Notiz: Die absolute Zeit zwischen dem Anzeigen des Boot-Prompts der Minimal-CD und des Login-Prompts auf unserem Test-System war 00:42:31. Ja, weniger als eine Stunde! Beachten Sie, dass diese Zeit auch das stage3, den Portage-Snapshot und das Herunterladen verschiedener anderer Pakete, sowie das Konfigurieren des Kernels, beinhaltet.

Loggen Sie sich als root ein und fügen Sie dann einen, oder mehrere Benutzer für den täglichen Gebrauch mit useradd hinzu.
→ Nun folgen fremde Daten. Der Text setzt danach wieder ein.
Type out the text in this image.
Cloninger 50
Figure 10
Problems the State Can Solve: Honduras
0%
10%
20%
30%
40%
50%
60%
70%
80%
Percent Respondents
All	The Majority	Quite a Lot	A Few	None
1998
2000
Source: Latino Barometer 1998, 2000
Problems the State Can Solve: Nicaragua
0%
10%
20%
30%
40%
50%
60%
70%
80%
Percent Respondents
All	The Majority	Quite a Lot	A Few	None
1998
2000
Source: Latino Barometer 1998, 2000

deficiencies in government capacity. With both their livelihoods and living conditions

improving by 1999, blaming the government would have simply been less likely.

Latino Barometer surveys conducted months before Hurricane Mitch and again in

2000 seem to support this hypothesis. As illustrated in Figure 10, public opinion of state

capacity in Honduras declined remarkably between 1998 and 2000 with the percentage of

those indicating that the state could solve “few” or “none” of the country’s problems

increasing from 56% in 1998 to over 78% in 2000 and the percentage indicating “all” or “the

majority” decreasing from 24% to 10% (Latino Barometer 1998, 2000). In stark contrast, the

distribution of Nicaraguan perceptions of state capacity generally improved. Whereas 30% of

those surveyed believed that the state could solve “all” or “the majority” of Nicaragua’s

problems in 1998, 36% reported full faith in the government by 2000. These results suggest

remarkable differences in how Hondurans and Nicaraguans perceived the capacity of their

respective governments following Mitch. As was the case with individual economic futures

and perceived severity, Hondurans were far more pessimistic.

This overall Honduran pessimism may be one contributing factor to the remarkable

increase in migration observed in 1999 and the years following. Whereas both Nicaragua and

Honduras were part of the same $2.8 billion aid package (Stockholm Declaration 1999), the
Befehlsauflistung 2.37: Von einem anderen PC zu Ihrem neuen System verbinden

(Bereinigen Sie Ihre known_hosts-Datei, das neue System hat einen neuen
Schlüssel generiert)
$ nano -w ~/.ssh/known_hosts
(Suchen Sie nach der IP Ihres neuen PCs, löschen Sie die Zeile,
speichern und verlassen Sie nano.)

(Benutzen Sie die IP-Adresse Ihres neuen Systems)
$ ssh root@192.168.1.10
The authenticity of host '192.168.1.10 (192.168.1.10)' can't be established.
RSA key fingerprint is 96:e7:2d:12:ac:9c:b0:94:90:9f:40:89:b0:45:26:8f.
Are you sure you want to continue connecting (yes/no)? yes
Warning: Permanently added '192.168.1.10' (RSA) to the list of known hosts.
Password: Geben_Sie_ein_Passwort_ein

Befehlsauflistung 2.38: Einen neuen Benutzer hinzufügen

mybox ~ # adduser -g users -G lp,wheel,audio,cdrom,portage,cron -m john
mybox ~ # passwd john
New UNIX password: John's Passwort setzen
Retype new UNIX password: nochmals John's Passwort
passwd: password updated successfully

Letzte Konfigurationen

Beginnen Sie mit dem Auswählen nahegelegener Mirros durch Definition von SYNC und GENTOO_MIRROS in der /etc/portage/make.conf, oder mittels mirrorselect. An dieser Stelle können Sie außerdem die Anzahl gleichzeitig auszuführender Kompilations-Prozesse definieren.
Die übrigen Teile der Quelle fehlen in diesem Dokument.